Batch remove silence from many MP3 files

I’ve downloaded over fifty one hour long recordings of my church-related celebrations. As with most of such recordings, every file contains about 5-6 minutes of:

  • silence or
  • non-related sounds

in the beginning during priest’s processing, people gathering etc. Plus it concludes some silence during various moments of celebrations. I wanted to get rid of it.

I found this eleven years old question at Super User. It’s not only very old, but also off-topic (no software recommendation-like questions allowed at SU) so I decided to put my own update here.

dBpoweramp Music Converter (dMC)

As in comments, this program is a joke! It’s user design is completely not user-friendly and counter-intuitive. I simply did not found any buttons, switches or controls related to actual silence trimming or using any other DSP effect. All I found was some list-related operations (select all etc.) plus batch conversion.

Both Super User answer and program’s website claims about using DSP effects, including silence trim, but there is no intuitive or easy to find entry into applying these filters in batch-processing mode.

Some links:

Batch Audio Silence Remover

On contrary to above, this program is very intuitive in use, but… so incredibly slow!

I didn’t even had a chance to test it in batch-processing mode. After waiting 15-20 minutes (!) and noticing that it is still analysing silence in my first file (and still not actually removing it), I simply gave up. I don’t have two years to process my fifty files especially given the fact that I have not so slow PC (8 GB, dual-core i3).

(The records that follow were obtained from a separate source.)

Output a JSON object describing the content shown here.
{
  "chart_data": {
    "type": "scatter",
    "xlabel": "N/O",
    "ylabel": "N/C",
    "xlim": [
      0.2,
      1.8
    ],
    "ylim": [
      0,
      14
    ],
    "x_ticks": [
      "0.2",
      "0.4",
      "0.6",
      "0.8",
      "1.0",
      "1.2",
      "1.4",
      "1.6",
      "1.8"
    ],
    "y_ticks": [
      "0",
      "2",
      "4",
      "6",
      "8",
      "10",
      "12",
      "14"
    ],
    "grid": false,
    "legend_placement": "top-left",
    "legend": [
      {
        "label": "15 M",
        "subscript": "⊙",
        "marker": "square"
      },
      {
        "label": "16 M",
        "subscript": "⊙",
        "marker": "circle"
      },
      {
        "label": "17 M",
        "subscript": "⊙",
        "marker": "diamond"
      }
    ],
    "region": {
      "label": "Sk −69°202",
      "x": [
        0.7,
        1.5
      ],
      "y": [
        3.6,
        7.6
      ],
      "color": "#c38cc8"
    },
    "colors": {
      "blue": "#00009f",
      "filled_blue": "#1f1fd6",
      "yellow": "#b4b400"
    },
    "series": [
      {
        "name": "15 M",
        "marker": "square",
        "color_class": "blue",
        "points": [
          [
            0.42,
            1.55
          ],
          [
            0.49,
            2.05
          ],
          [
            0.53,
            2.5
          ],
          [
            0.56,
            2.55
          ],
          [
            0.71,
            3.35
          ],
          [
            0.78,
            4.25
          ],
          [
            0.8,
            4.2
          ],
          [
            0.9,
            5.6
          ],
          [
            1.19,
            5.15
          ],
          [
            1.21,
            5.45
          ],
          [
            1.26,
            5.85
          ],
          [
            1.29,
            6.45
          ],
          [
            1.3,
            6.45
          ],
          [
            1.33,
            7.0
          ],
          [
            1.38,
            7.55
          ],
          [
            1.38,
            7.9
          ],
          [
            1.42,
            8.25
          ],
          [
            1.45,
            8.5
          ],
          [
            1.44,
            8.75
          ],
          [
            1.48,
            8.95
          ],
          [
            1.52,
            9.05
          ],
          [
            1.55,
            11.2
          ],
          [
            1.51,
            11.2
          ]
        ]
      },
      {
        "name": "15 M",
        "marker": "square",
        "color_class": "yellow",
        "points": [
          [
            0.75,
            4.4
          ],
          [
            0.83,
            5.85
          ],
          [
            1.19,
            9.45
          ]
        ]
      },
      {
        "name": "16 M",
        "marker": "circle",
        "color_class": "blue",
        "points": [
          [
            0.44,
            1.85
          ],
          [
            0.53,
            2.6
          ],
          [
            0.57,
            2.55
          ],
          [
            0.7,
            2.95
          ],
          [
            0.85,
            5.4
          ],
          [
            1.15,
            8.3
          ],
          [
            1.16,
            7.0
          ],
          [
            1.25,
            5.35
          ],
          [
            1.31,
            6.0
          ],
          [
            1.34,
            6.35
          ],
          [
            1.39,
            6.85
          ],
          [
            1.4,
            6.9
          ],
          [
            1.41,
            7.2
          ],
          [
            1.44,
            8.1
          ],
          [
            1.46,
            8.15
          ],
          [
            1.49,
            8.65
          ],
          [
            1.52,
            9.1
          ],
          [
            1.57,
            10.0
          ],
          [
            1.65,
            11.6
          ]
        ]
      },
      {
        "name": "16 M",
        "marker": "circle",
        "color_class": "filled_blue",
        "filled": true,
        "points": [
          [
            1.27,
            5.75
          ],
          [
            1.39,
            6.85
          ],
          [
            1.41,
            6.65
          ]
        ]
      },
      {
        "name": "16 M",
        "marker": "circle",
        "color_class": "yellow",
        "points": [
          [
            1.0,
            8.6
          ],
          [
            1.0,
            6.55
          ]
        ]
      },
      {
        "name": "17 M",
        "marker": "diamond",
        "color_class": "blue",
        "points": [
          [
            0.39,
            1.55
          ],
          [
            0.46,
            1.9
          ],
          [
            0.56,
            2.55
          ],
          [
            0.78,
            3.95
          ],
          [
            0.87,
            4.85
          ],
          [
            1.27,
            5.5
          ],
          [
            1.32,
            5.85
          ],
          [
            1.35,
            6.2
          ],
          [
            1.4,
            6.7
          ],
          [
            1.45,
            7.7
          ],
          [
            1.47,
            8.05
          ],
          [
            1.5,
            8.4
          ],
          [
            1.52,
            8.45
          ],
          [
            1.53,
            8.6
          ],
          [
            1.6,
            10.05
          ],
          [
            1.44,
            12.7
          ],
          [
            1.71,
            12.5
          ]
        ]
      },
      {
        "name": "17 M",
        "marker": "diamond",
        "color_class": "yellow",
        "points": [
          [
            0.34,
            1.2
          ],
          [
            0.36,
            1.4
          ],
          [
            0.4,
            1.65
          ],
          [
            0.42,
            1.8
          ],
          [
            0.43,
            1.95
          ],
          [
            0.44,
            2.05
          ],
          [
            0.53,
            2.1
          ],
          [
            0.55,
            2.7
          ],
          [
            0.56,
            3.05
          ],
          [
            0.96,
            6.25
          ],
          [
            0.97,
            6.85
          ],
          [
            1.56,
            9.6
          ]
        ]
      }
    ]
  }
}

The program is no longer supported in terms that “Download” button on its homepage points to 404 error, so you have to download it from some other sources:

I haven’t got chance to validate all of these links. Some of them points to homepage only (and thus fails as well), but some of them allows you to actually download the file. If you have three years of spare time and want to give it a go.

Audacity batch

The original post (now 11 years old) said that you need a separate Nyquist Effect Plug-in to trim silence and that you can’t do that in batch processing. Eleven years later both statements are fortunately not true anymore.

The Truncate Silence effect is available in Effect > Truncate Silence… menu and you can use Batch Processing or Macros in order to process many times at once. If you learn how to use them because not many things are obvious and simple in Audacity.

Truncate Silence itself has a stupid design. You must have something selected. Even whole file must be selected with Ctrl+A. Effect plug-in is to stupid to work on entire file, if no selection is made and throws very irritating errors at you instead of actually doing its work.

When you pass that, it is quite easy to master and use, but the effects were far below my expectations.

With default settings:

Truncate Silence.png

It was cutting way too much. With some experiments I ended up with using Threshold = -50 dB and Duration = 2 seconds for detecting silence plus Truncate to: 2 seconds as an resulting action.

With such settings effects were far better, but I was still too frighten that an automatic job will cut too much. Plus, I didn’t master batch processing and decided to do this the ol’school time wasting, but much more reliable manual way.

Audacity manual

The program is developed by some open source freaks that strive to make single user interface for users of all three systems. Not direct Windows customisation causes that usage of Audacity is counter-intuitive, if you get used to other Windows programs. The same for Mac and Linux as a lot of people claims. And thus we have a typical stupid situation that open source tries to be best for all and turns out to be bad for every one.

Anyway, if you want to use Audacity keep these things in mind:

  1. It works on projects, not directly on files:
    1. While it can open such file, it opens it as a project.
    2. When you hit Ctrl+S you will be saving Audacity project, not a file that you have just modified.
    3. You must export it instead.
  2. Some moron decided that there will be only Ctrl+Shift+E keyboard shortcut for Export Audio option, but no for File > Export > Export as MP3.
  3. It is slow. Much faster than Batch Audio Silence Remover but you still need:
    1. 45 seconds for opening (importing) 1 hour long MP3 file
    2. 2 minutes for saving (exporting) it

It’s speed at least gives you a good file size reduction. It my case it was up to 30% smaller files produced out of Audacity when compared to original MP3 files.

Manual silence trim is, as mentioned, very time consuming, but gives you an absolute control on what is actually cut. If you have an automatic alternative that cuts only beginning and ending silence then this may work for you. If you have (as in case of Audacity effect) a solution that cuts everything through entire file then manual way may be the only option for you, because automated processing may simply cut too much.

Some other options

If nothing of above suites you then alternativeto.net is your friend as usual.